Of course you cannot release pet rabbits into the wild, they would die. But if people stop buying them they would not be breed. If people really must keep pet rabbits, guinea pigs, or rats, they should at least make sure the animal has plenty of room, a tiny hutch of about three feet even with two storeys is cramped. There should at least be a big run for the animal to spend as much time outside as he or she wishes. My husband when he was child kept a rabbit in a hutch which was six feet by five and in addition a large open air run. But cages and boxes (hutch) are still cages and boxes no matter how big. But really those tiny hutches you see, in comparison it would be like living in your bathroom but with a low ceiling.
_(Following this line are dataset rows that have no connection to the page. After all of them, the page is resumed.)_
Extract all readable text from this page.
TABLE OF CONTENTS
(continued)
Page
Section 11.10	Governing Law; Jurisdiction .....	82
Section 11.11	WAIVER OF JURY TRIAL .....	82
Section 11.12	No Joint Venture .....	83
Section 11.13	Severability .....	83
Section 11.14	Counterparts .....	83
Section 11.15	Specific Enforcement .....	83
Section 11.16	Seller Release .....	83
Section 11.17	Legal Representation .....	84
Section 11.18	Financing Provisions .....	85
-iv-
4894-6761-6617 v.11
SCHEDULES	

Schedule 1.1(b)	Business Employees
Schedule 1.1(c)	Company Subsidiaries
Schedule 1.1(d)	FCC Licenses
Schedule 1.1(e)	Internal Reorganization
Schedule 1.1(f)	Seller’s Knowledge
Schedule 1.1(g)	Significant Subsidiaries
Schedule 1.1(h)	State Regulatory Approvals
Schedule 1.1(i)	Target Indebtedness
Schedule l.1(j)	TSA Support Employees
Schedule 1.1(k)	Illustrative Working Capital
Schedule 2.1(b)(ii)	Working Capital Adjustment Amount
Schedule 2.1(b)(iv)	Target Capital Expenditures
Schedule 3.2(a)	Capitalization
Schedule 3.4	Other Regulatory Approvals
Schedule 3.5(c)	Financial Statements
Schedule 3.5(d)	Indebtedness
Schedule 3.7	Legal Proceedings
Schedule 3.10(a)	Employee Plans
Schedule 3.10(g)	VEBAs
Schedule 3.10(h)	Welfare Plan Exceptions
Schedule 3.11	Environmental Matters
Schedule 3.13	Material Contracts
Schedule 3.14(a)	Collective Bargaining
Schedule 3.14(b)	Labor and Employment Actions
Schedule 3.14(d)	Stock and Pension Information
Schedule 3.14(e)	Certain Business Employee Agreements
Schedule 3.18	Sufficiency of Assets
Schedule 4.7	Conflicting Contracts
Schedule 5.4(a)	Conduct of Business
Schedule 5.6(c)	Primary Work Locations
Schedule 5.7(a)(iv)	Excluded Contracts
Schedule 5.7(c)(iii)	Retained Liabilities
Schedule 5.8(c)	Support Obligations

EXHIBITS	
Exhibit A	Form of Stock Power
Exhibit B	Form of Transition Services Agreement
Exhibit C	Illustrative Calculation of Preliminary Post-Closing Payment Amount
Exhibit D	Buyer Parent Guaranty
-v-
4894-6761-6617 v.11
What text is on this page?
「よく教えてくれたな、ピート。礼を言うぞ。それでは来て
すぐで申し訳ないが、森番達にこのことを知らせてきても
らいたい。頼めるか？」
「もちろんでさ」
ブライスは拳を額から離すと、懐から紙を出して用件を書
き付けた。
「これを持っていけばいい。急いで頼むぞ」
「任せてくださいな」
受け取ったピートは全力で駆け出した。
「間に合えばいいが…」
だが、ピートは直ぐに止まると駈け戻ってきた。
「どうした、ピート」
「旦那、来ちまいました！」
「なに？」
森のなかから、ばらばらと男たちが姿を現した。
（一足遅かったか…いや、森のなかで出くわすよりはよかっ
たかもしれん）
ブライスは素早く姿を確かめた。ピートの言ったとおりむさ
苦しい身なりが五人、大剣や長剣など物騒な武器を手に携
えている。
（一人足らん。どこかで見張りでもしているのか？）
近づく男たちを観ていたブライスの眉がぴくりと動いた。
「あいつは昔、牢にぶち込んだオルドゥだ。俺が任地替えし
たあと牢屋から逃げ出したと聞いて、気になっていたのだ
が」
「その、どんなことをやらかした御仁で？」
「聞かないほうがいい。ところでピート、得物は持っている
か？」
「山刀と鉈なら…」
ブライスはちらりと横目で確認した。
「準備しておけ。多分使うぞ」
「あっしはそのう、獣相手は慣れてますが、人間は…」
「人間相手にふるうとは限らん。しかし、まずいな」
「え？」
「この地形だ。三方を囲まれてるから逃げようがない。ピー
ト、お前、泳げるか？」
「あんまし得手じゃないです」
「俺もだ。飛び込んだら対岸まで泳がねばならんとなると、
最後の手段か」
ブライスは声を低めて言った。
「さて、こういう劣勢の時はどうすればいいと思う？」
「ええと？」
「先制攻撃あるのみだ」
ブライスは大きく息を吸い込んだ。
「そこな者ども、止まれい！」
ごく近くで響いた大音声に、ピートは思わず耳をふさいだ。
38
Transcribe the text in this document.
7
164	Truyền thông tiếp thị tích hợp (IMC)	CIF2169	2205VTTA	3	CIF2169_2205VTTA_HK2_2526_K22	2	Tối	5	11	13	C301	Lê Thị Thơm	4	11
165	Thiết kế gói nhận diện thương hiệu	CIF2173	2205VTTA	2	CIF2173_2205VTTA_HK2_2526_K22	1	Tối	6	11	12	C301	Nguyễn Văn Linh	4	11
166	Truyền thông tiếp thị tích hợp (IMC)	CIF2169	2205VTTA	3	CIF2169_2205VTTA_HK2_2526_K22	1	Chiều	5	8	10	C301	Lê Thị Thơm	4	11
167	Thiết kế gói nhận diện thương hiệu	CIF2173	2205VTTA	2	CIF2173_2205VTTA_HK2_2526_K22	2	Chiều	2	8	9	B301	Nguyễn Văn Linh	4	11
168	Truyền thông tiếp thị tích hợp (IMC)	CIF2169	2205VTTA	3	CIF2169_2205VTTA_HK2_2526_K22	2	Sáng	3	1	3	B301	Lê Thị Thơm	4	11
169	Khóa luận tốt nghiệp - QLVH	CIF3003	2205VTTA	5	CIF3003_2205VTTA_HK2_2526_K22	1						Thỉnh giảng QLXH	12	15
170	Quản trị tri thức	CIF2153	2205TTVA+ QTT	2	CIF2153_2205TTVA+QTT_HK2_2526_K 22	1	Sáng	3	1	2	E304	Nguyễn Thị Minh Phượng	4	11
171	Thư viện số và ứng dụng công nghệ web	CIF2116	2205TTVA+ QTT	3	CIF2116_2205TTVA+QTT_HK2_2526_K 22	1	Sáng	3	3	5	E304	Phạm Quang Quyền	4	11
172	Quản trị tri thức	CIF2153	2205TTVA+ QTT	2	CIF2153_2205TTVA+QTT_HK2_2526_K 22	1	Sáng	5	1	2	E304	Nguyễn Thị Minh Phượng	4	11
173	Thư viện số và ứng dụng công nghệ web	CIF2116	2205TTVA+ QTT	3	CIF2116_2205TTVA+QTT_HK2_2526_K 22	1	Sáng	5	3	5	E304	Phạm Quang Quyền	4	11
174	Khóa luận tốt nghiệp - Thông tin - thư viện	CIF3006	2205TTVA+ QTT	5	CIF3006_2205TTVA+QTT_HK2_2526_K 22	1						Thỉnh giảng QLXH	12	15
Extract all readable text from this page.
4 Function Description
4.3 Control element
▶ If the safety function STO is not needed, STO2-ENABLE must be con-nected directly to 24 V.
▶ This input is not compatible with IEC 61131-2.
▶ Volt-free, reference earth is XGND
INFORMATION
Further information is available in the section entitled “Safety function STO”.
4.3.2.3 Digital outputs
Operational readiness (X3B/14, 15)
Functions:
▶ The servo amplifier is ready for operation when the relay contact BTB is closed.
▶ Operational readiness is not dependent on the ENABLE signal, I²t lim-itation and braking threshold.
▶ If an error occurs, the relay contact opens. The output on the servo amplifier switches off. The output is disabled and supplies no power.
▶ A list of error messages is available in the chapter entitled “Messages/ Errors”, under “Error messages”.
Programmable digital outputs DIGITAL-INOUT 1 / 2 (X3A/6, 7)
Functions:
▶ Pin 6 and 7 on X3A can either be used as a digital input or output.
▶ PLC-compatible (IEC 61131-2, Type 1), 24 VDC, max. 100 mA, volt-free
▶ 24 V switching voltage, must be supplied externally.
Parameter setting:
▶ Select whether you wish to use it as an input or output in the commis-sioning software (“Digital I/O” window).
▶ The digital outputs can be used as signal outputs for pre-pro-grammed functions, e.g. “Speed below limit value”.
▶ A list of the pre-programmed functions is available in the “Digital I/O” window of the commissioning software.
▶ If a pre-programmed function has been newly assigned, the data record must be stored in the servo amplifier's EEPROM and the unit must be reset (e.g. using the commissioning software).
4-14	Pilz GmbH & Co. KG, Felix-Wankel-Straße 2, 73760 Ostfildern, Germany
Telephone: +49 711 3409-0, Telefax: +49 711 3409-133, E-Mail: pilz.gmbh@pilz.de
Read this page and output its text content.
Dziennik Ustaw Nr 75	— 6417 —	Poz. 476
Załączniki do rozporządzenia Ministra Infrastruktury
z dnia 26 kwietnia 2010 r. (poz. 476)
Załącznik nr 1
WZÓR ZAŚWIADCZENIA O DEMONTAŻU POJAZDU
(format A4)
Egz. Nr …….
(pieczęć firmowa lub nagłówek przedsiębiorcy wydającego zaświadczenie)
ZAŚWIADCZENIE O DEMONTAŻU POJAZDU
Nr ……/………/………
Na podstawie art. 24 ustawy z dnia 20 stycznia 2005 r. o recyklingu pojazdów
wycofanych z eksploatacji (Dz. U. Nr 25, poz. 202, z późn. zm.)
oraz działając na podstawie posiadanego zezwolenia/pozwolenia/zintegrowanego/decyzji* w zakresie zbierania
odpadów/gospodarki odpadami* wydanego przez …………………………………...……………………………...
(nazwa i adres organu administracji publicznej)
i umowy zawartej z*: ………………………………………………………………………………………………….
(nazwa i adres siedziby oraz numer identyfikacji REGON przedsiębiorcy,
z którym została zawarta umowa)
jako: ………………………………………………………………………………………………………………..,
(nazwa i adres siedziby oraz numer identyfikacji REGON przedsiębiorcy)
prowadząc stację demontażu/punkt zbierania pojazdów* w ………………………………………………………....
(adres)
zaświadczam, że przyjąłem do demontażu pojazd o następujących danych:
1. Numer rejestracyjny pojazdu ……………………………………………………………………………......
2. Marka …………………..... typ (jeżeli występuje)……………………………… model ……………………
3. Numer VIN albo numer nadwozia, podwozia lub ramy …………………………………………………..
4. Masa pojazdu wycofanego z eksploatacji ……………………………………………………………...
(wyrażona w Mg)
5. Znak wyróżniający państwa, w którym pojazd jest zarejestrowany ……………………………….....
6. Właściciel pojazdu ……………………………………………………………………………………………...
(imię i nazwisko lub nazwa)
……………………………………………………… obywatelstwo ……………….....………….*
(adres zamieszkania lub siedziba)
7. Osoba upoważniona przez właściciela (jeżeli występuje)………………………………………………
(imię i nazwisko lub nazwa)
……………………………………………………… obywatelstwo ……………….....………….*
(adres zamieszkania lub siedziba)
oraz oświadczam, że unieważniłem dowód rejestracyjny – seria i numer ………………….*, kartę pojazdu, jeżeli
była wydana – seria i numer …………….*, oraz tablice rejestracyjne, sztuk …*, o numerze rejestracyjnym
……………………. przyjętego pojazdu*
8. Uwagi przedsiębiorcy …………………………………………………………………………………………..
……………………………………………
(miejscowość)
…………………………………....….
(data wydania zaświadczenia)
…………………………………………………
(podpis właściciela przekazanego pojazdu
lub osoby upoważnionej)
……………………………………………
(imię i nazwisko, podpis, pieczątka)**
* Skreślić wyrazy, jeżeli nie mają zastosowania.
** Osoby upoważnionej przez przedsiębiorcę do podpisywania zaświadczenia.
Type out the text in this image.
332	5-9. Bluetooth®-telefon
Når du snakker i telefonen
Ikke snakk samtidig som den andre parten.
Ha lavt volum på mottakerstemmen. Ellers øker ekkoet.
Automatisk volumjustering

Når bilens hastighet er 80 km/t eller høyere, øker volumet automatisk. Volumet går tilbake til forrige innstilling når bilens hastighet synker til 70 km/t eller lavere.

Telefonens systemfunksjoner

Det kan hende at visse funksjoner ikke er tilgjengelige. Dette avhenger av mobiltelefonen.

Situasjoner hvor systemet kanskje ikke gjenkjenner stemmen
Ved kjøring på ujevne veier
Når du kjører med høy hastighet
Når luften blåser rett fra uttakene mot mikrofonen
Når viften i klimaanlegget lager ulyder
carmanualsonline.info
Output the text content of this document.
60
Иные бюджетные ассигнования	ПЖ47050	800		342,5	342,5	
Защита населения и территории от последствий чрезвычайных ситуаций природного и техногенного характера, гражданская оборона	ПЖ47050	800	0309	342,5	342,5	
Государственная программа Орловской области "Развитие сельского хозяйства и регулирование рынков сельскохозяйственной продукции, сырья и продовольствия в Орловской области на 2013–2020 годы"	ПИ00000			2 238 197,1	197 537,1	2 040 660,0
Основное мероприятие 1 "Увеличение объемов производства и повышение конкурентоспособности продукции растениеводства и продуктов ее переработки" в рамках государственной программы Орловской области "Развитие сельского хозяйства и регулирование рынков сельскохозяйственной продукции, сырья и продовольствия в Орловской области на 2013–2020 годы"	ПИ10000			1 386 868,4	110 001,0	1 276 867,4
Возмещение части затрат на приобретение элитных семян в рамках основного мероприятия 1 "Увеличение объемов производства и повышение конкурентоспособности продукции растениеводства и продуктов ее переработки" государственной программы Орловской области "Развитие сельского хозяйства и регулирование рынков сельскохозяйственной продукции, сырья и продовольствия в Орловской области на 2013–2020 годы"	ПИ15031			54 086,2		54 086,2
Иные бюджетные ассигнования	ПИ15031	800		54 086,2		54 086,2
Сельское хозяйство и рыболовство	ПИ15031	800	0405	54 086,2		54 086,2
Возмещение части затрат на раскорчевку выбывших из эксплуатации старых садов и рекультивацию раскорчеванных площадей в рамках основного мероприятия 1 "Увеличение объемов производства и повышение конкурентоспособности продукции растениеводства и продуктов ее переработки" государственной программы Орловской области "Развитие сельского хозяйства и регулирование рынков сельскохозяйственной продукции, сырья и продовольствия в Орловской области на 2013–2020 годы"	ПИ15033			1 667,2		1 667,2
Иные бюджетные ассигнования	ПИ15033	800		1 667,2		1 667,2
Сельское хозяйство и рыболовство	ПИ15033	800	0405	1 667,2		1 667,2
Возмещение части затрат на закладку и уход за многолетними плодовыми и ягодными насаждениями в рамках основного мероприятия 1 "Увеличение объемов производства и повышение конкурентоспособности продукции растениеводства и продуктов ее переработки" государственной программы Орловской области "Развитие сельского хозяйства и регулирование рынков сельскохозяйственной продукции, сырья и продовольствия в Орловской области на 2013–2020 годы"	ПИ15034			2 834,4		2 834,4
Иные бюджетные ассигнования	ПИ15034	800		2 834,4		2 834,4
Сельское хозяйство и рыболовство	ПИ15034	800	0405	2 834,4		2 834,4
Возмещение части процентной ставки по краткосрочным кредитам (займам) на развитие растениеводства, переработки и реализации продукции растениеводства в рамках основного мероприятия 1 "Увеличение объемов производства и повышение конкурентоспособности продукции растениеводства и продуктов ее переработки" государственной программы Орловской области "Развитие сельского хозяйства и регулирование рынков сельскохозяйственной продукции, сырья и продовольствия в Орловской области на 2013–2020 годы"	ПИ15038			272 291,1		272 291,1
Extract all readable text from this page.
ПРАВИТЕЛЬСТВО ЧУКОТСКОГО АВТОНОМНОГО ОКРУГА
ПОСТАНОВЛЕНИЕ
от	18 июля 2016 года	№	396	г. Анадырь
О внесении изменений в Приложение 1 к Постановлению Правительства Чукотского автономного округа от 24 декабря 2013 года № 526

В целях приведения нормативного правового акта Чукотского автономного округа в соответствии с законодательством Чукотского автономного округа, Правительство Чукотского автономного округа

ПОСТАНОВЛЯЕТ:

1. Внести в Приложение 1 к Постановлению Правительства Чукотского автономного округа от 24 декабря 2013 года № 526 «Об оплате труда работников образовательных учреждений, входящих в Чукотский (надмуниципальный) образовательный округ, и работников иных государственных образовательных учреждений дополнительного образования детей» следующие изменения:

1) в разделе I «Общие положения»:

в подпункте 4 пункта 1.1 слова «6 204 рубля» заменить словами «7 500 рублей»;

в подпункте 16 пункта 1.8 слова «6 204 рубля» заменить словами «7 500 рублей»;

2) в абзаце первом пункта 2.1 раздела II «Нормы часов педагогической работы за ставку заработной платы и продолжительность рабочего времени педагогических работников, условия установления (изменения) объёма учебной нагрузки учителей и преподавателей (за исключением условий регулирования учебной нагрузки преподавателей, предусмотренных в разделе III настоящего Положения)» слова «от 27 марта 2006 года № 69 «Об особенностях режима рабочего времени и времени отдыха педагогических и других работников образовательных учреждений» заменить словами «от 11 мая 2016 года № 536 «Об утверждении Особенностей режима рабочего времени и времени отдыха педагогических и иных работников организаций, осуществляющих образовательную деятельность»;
Furthermore there should be at least two animals of the same species, I do not think that human company compensates for a member of a creatures' own species. I think people should have licences to keep any animal and the condition of the animal should be checked from time to time.

I think though ultimately the keeping and confinement of pets and  animals in zoos safari parks, and so on should be phased out.

 

 Oh it makes me so sad.

 

August 20th

I have a splitting headache, it appears they 're getting more troublesome, more frequent and more painful. Right now life seems enormously difficult. As those who regularly visit here will know we have had a lot of trouble with our computer and right now it is in for repairs after several blue screens , commonly referred to as the blue screen of death. There maybe a fault with the hardware, mostly likely our backup hard drive recently purchased after the disaster of loosing our computer's hard drive. Never again will I buy a back up hard drive as there is no point if it too malfunctions. I guess for the most part we have to accept that with a computer anything you create, your work, your photographs whatever are ephemeral. At any moment they may be lost forever. Unlike their paper equivalents,  hours of work are likely to go puff so to speak , irretrievably gone.

I recall a museum exhibit the subject of which was the history of writing. Amongst the exhibits were various examples of ancient writings such as engravings on stone, Egyptian hieroglyphics on papyrus, medieval manuscripts on parchment and eventually paper. Than a large floppy disk, the kind which was about a while before I had a computer. Now these floppy disks are of course obsolete and even the smaller ones now are heading in the same direction: our computer does not have a floppy disk drive. Therefore all that data on the large floppy disk is irretrievable now let lone in hundreds or thousands of years time. Whereas the parchment, stone, papyrus, and paper are still here and readable today, at least some examples are . Not that I am of course saying we should go back to using parchment as this is an animal derivative, which naturally as a vegan I would be totally against using.  The point I am making is that it makes you think doesn't it. Not that I am saying that in a hundred years time anything I have written or anything I have done will be of any significant import . But nonetheless from time to time I feel a certain anxiety that all the work I have done over the years will cease to exist. I doubt if computers are really a practical way to replace paper, most of which of course doesn't survive anyway, but ancient floppy disks or DVDs and hard drives of course will be entirely useless in the future.

Oh dear what is the point of all this.  How your mind easily becomes lead astray by such pointless contemplations, with its morbid connotations. Such morbid preoccupations are of course the fear we all have of being gone lost and forgotten, all our work, our efforts our successes even our failures, gone forgotten.